Gigi Ugulava of another opposition group, the European Georgia party, was equally scathing in his criticism: “Ivanishvili’s statement is a demonstration of extreme irresponsibility and weakness. It is irresponsible when a billionaire rules the country for eight years, leaving the country with tripled debt. It is irresponsible and weak to run away during a pandemic.”
A disputed election
Georgian Dream comfortably won a parliamentary election in 2020, taking 90 seats in Georgia’s 150-seat legislature. However, despite the Organisation for Security and Co-operation in Europe (OSCE) saying that the election had been competitive and that fundamental freedoms had generally been respected, the opposition has disputed the results and refused to attend the opening of the new parliament in December.
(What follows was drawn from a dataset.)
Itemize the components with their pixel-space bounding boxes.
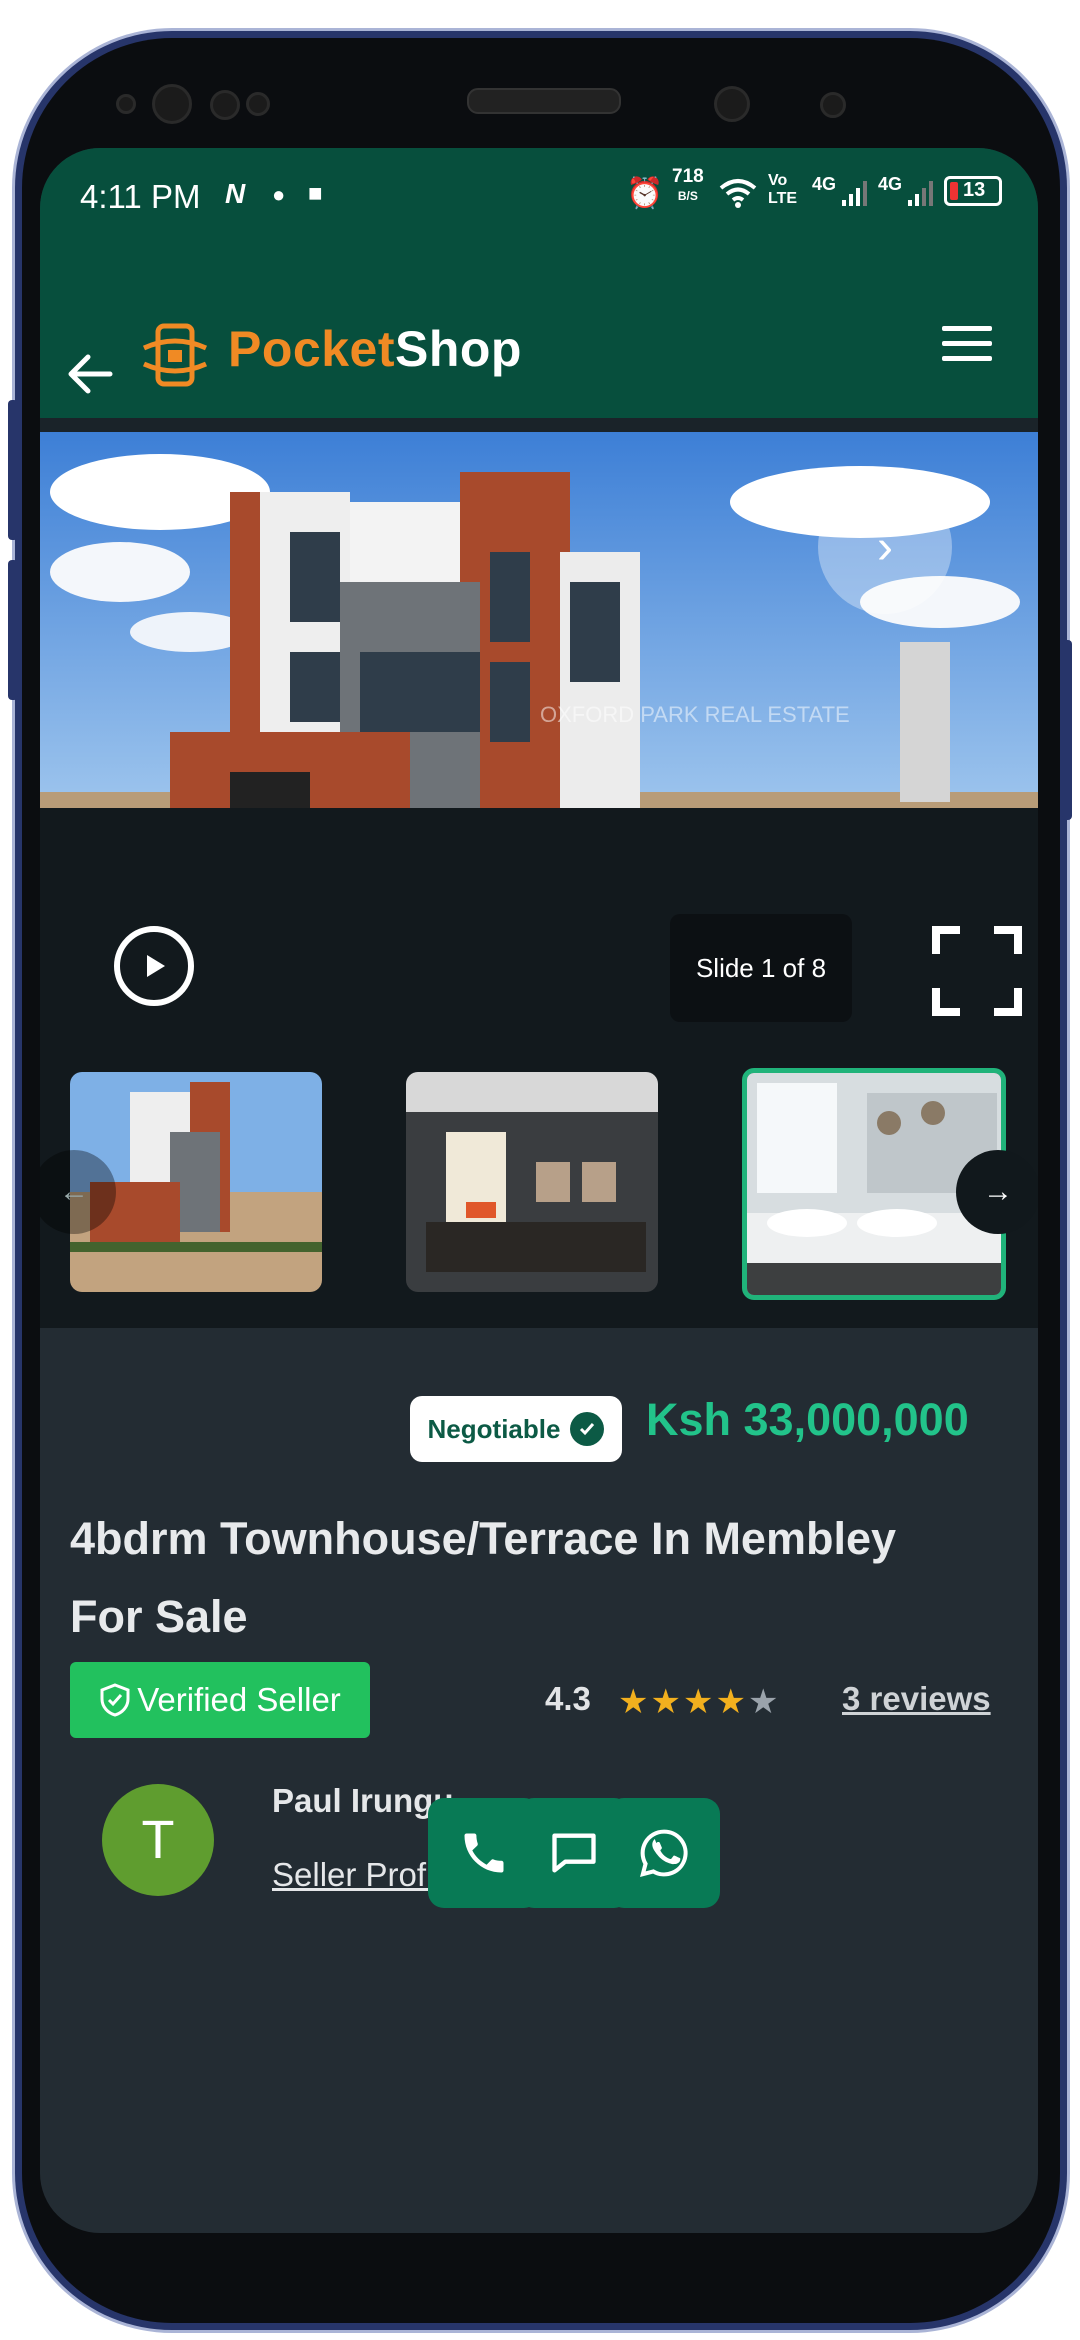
hamburger-menu-icon[interactable]: [940, 322, 994, 366]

Mr Ivanishvili’s announcement came on the same day that Georgia’s health minister, Natia Turnava, said that the country would keep Covid-19 restrictions in place until at least February 1.
Georgia coped relatively well with the first wave of the pandemic, keeping the number of infections to a minimum, but since mid-October has seen a rise in positive tests. The country has so far confirmed 239,780 cases of coronavirus, and 2,796 people have died.